The building – which opened to the public in 2012 – takes its place side-by-side with the likes of Trinity College Library in Dublin and the George Peabody Library in Maryland, US.
Also on the list are the New York Public Library, the Joanina Library in Portugal and the Haeinsa Temple in South Korea – home to the world’s most expansive collection of Buddhist texts in the Tripitaka Koreana.
Mother Nature Network placed the Aberdeen University building on their list of the best libraries in the world.
The website states that “the library’s minimalist exterior opens to reveal a spiralling atrium; a dynamic vortex that connects the building’s eight stories.”
They also credit the work of Schmidt Hammer Lassen Architects for the “stunning modern design”.
The university’s head librarian, Diane Bruxvoort, said: “I am delighted that the Sir Duncan Rice Library has received this accolade, alongside such iconic libraries as Trinity College in Dublin and the George Peabody Library in the US.

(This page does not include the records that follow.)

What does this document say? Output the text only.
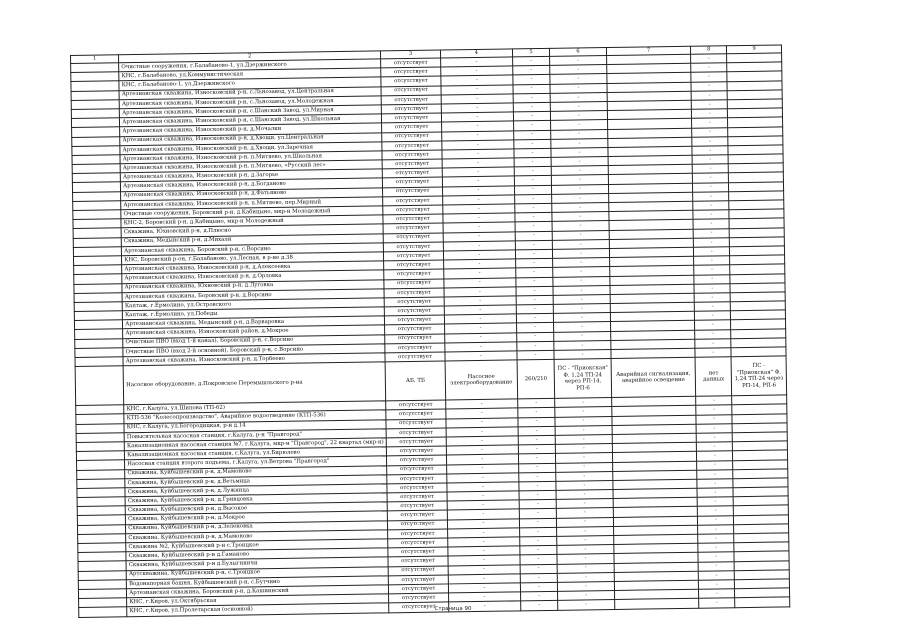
1	2	3	4	5	6	7	8	9
	Очистные сооружения, г.Балабаново-1, ул.Дзержинского	отсутствует	-	-	-		-	
	КНС, г.Балабаново, ул.Коммунистическая	отсутствует	-	-	-		-	
	КНС, г.Балабаново-1, ул.Дзержинского	отсутствует	-	-	-		-	
	Артезианская скважина, Износковский р-н, с.Льнозавод, ул.Центральная	отсутствует	-	-	-		-	
	Артезианская скважина, Износковский р-н, с.Льнозавод, ул.Молодежная	отсутствует	-	-	-		-	
	Артезианская скважина, Износковский р-н, с.Шанский Завод, ул.Мирная	отсутствует	-	-	-		-	
	Артезианская скважина, Износковский р-н, с.Шанский Завод, ул.Школьная	отсутствует	-	-	-		-	
	Артезианская скважина, Износковский р-н, д.Мочалки	отсутствует	-	-	-		-	
	Артезианская скважина, Износковский р-н, д.Хвощи, ул.Центральная	отсутствует	-	-	-		-	
	Артезианская скважина, Износковский р-н, д.Хвощи, ул.Заречная	отсутствует	-	-	-		-	
	Артезианская скважина, Износковский р-н, п.Митяево, ул.Школьная	отсутствует	-	-	-		-	
	Артезианская скважина, Износковский р-н, п.Митяево, «Русский лес»	отсутствует	-	-	-		-	
	Артезианская скважина, Износковский р-н, д.Загорье	отсутствует	-	-	-		-	
	Артезианская скважина, Износковский р-н, д.Богданово	отсутствует	-	-	-		-	
	Артезианская скважина, Износковский р-н, д.Фатьяново	отсутствует	-	-	-		-	
	Артезианская скважина, Износковский р-н, п.Митяево, пер.Мирный	отсутствует	-	-	-		-	
	Очистные сооружения, Боровский р-н, д.Кабицыно, мкр-н Молодежный	отсутствует	-	-	-		-	
	КНС-2, Боровский р-н, д.Кабицыно, мкр-н Молодежный	отсутствует	-	-	-		-	
	Скважина, Юхновский р-н, д.Плюсно	отсутствует	-	-	-		-	
	Скважина, Медынский р-н, д.Михали	отсутствует	-	-	-		-	
	Артезианская скважина, Боровский р-н, с.Ворсино	отсутствует	-	-	-		-	
	КНС, Боровский р-он, г.Балабаново, ул.Лесная, в р-не д.38	отсутствует	-	-	-		-	
	Артезианская скважина, Износковский р-н, д.Алексеевка	отсутствует	-	-	-		-	
	Артезианская скважина, Износковский р-н, д.Орловка	отсутствует	-	-	-		-	
	Артезианская скважина, Юхновский р-н, д.Луговка	отсутствует	-	-	-		-	
	Артезианская скважина, Боровский р-н, д.Ворсино	отсутствует	-	-	-		-	
	Каптаж, г.Ермолино, ул.Островского	отсутствует	-	-	-		-	
	Каптаж, г.Ермолино, ул.Победы	отсутствует	-	-	-		-	
	Артезианская скважина, Медынский р-н, д.Варваровка	отсутствует	-	-	-		-	
	Артезианская скважина, Износковский район, д.Мокрое	отсутствует	-	-	-		-	
	Очистные ПВО (вход 1-й канал), Боровский р-н, с.Ворсино	отсутствует	-	-	-		-	
	Очистные ПВО (вход 2-й основной), Боровский р-н, с.Ворсино	отсутствует	-	-	-		-	
	Артезианская скважина, Износковский р-н, д.Торбеево	отсутствует	-	-	-		-	
	Насосное оборудование, д.Покровское Перемышльского р-на	АБ, ТБ	Насосное электрооборудование	260/210	ПС - "Приокская" Ф. 1,24 ТП-24 через РП-14, РП-6	Аварийная сигнализация, аварийное освещение	нет данных	ПС - "Приокская" Ф. 1,24 ТП-24 через РП-14, РП-6
	КНС, г.Калуга, ул.Шипова (ТП-62)	отсутствует	-	-	-		-	
	КТП-536 "Колесопроизводство", Аварийное водоотведение (КТП-536)	отсутствует	-	-	-		-	
	КНС, г.Калуга, ул.Богородицкая, р-н д.14	отсутствует	-	-	-		-	
	Повысительная насосная станция, г.Калуга, р-н "Правгород"	отсутствует	-	-	-		-	
	Канализационная насосная станция №7, г.Калуга, мкр-н "Правгород", 22 квартал (мкр-н)	отсутствует	-	-	-		-	
	Канализационная насосная станция, г.Калуга, ул.Бирюлево	отсутствует	-	-	-		-	
	Насосная станция второго подъема, г.Калуга, ул.Ветрова "Правгород"	отсутствует	-	-	-		-	
	Скважина, Куйбышевский р-н, д.Мамоново	отсутствует	-	-	-		-	
	Скважина, Куйбышевский р-н, д.Ветьмица	отсутствует	-	-	-		-	
	Скважина, Куйбышевский р-н, д.Лужница	отсутствует	-	-	-		-	
	Скважина, Куйбышевский р-н, д.Гривцовка	отсутствует	-	-	-		-	
	Скважина, Куйбышевский р-н, д.Высокое	отсутствует	-	-	-		-	
	Скважина, Куйбышевский р-н, д.Мокрое	отсутствует	-	-	-		-	
	Скважина, Куйбышевский р-н, д.Зеленовка	отсутствует	-	-	-		-	
	Скважина, Куйбышевский р-н, д.Мамоново	отсутствует	-	-	-		-	
	Скважина №2, Куйбышевский р-н с.Троицкое	отсутствует	-	-	-		-	
	Скважина, Куйбышевский р-н д.Гаманово	отсутствует	-	-	-		-	
	Скважина, Куйбышевский р-н д.Булыгиничи	отсутствует	-	-	-		-	
	Артскважина, Куйбышевский р-н, с.Троицкое	отсутствует	-	-	-		-	
	Водонапорная башня, Куйбышевский р-н, с.Бутчино	отсутствует	-	-	-		-	
	Артезианская скважина, Боровский р-н, д.Кашиинский	отсутствует	-	-	-		-	
	КНС, г.Киров, ул.Октябрьская	отсутствует	-	-	-		-	
	КНС, г.Киров, ул.Пролетарская (основной)	отсутствует	-	-	-		-	
Страница 90
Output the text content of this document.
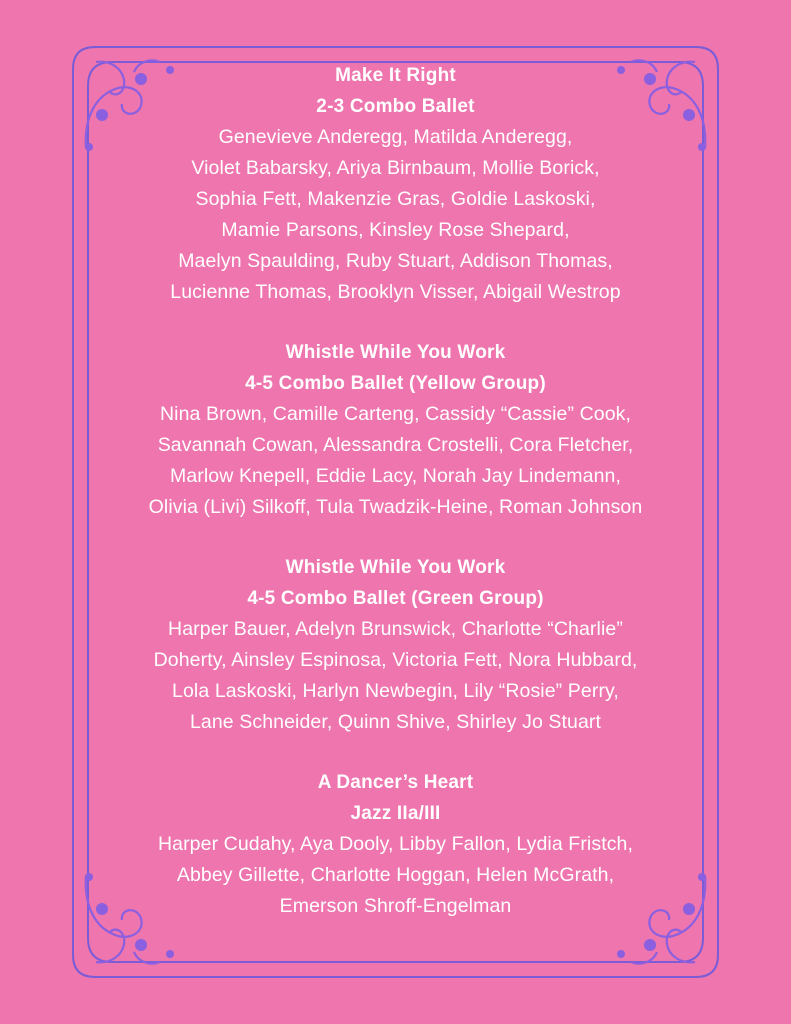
Make It Right
2-3 Combo Ballet
Genevieve Anderegg, Matilda Anderegg,
Violet Babarsky, Ariya Birnbaum, Mollie Borick,
Sophia Fett, Makenzie Gras, Goldie Laskoski,
Mamie Parsons, Kinsley Rose Shepard,
Maelyn Spaulding, Ruby Stuart, Addison Thomas,
Lucienne Thomas, Brooklyn Visser, Abigail Westrop
Whistle While You Work
4-5 Combo Ballet (Yellow Group)
Nina Brown, Camille Carteng, Cassidy “Cassie” Cook,
Savannah Cowan, Alessandra Crostelli, Cora Fletcher,
Marlow Knepell, Eddie Lacy, Norah Jay Lindemann,
Olivia (Livi) Silkoff, Tula Twadzik-Heine, Roman Johnson
Whistle While You Work
4-5 Combo Ballet (Green Group)
Harper Bauer, Adelyn Brunswick, Charlotte “Charlie”
Doherty, Ainsley Espinosa, Victoria Fett, Nora Hubbard,
Lola Laskoski, Harlyn Newbegin, Lily “Rosie” Perry,
Lane Schneider, Quinn Shive, Shirley Jo Stuart
A Dancer’s Heart
Jazz IIa/III
Harper Cudahy, Aya Dooly, Libby Fallon, Lydia Fristch,
Abbey Gillette, Charlotte Hoggan, Helen McGrath,
Emerson Shroff-Engelman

“We are committed to creating an iconic library and a first class learning and research environment for students, staff, researchers and visitors, and to be named as one of the most beautiful libraries in the world highlights all the efforts that went into its creation.”
The Queen and the Duke of Edinburgh opened the £57million library to the public.
It was named after Sir Duncan Rice, who was at the helm of the university for 14 years, stepping down in 2010.